Eric Fraske, the NV5 project manager at McKinley, said a vapor barrier would be constructed at the base of the building to prevent vapors from entering and accumulating in the new school building. The vapor barrier would not protect the whole school site and would create alternative venting paths for the chemicals. Off-gassing, the process of the chemicals being released as vapors into the air, would continue to occur.  

“We’re not really cleaning it up so much as protecting the new building while the off-site source is identified and cleaned up on their end,” Fraske told the board. Because the chemicals exist in between the individual soil particles, digging up the soil won’t remove the contamination. He said the chemicals will off-gas when the soil is removed, but the concentrations of the hazardous chemicals will be low. 

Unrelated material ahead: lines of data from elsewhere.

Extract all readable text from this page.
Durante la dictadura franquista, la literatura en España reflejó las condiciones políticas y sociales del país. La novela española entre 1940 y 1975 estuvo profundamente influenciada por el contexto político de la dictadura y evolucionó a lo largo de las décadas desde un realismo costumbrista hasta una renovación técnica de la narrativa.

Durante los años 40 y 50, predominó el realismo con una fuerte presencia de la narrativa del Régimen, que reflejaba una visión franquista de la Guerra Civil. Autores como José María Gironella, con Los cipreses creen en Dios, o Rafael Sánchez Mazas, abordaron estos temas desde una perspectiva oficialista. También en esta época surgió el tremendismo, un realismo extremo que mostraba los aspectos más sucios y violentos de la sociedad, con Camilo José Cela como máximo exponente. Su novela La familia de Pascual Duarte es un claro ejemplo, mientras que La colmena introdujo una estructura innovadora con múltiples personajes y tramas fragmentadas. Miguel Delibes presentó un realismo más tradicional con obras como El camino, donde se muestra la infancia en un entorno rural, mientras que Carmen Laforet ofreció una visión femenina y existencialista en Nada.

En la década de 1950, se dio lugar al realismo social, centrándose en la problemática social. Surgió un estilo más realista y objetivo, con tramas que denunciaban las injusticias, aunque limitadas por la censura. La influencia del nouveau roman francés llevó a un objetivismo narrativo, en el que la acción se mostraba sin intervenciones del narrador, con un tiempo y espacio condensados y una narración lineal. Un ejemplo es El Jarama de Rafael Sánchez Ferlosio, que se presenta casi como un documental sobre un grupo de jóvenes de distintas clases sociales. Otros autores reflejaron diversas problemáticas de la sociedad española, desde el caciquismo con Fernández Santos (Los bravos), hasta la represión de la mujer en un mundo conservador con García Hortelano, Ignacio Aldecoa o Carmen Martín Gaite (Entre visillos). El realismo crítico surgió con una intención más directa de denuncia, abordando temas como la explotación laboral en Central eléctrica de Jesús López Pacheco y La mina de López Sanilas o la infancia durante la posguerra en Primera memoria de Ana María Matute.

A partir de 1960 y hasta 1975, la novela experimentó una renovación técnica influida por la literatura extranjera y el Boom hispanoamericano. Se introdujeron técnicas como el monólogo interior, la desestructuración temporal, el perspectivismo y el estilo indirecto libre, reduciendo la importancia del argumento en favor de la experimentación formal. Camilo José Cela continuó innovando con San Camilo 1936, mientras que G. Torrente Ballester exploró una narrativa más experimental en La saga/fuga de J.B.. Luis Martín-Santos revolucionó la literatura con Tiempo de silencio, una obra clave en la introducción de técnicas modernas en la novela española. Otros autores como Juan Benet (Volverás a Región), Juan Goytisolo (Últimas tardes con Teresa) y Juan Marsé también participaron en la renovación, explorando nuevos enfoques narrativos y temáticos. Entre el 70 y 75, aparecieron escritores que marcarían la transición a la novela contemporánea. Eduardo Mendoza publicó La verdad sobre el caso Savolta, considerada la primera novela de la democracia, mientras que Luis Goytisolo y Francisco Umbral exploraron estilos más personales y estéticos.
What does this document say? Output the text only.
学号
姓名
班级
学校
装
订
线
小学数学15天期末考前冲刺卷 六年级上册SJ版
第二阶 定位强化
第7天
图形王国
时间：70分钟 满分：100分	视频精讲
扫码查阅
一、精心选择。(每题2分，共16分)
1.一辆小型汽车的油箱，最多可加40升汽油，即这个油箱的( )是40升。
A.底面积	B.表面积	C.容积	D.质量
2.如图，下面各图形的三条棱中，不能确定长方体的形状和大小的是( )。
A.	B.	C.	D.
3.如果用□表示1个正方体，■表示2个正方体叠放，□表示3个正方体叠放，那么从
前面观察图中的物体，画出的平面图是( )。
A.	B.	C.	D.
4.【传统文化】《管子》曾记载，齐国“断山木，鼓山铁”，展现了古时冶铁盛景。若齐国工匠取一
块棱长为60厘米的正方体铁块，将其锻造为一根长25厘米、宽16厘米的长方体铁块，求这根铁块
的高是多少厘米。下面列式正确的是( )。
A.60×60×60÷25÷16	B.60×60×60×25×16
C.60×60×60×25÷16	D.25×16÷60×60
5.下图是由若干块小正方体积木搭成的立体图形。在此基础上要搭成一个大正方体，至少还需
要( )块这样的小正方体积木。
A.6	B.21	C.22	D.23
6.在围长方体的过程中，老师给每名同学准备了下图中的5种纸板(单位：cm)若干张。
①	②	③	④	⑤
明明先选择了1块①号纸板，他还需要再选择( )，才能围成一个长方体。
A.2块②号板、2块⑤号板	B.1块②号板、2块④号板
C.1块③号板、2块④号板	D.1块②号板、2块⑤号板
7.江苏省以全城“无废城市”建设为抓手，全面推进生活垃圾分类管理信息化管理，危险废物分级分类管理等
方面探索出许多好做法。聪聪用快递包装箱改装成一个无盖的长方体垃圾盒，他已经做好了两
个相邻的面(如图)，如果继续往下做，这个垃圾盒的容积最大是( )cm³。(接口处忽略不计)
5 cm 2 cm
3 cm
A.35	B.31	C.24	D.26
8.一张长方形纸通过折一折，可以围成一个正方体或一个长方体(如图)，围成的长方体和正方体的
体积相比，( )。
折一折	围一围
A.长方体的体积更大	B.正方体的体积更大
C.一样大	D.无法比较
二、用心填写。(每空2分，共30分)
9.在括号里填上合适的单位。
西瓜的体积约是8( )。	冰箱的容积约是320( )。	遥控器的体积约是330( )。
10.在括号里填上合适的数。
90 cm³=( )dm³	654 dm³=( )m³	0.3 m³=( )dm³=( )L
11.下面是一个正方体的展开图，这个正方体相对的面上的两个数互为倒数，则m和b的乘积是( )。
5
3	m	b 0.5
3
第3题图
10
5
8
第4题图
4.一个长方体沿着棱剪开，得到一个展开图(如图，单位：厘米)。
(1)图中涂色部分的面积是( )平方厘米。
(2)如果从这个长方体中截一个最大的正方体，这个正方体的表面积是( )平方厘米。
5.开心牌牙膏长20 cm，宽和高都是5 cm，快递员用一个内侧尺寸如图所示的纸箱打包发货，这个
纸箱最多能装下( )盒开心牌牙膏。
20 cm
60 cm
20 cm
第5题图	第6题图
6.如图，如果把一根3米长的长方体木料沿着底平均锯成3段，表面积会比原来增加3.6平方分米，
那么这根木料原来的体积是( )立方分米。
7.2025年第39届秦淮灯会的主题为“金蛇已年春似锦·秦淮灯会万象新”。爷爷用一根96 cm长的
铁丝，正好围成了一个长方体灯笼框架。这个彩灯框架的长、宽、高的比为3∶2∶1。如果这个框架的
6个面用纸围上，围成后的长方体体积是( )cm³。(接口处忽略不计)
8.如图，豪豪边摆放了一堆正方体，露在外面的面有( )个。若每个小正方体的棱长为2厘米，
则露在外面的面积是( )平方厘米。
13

On-site monitoring during construction will ensure that dust and chemicals do not reach unsafe levels for workers and neighbors of the school, Massetti and Fraske said. Along with constant monitoring, physical barriers to lessen the spread of dust and noise and spraying the worksite with water will suppress the release of chemicals and dust into the air. 

Fraske described regulatory standards as “Conservative,” and said the decontamination process on-site would be thorough to prevent any spread off-site. Others in L.A. County say state environmental standards for dry cleaners aren’t rigorous enough, leaving large swaths of residential areas polluted. 

Board President Jennifer Smith said, “We are very aware of the concerns and we would really like to mitigate them to make sure that the community is safe.”

Excavation at McKinley Elementary is expected to begin imminently as the last weeks of summer march on. Board members asked that daily monitoring data at the worksite be made available to the public.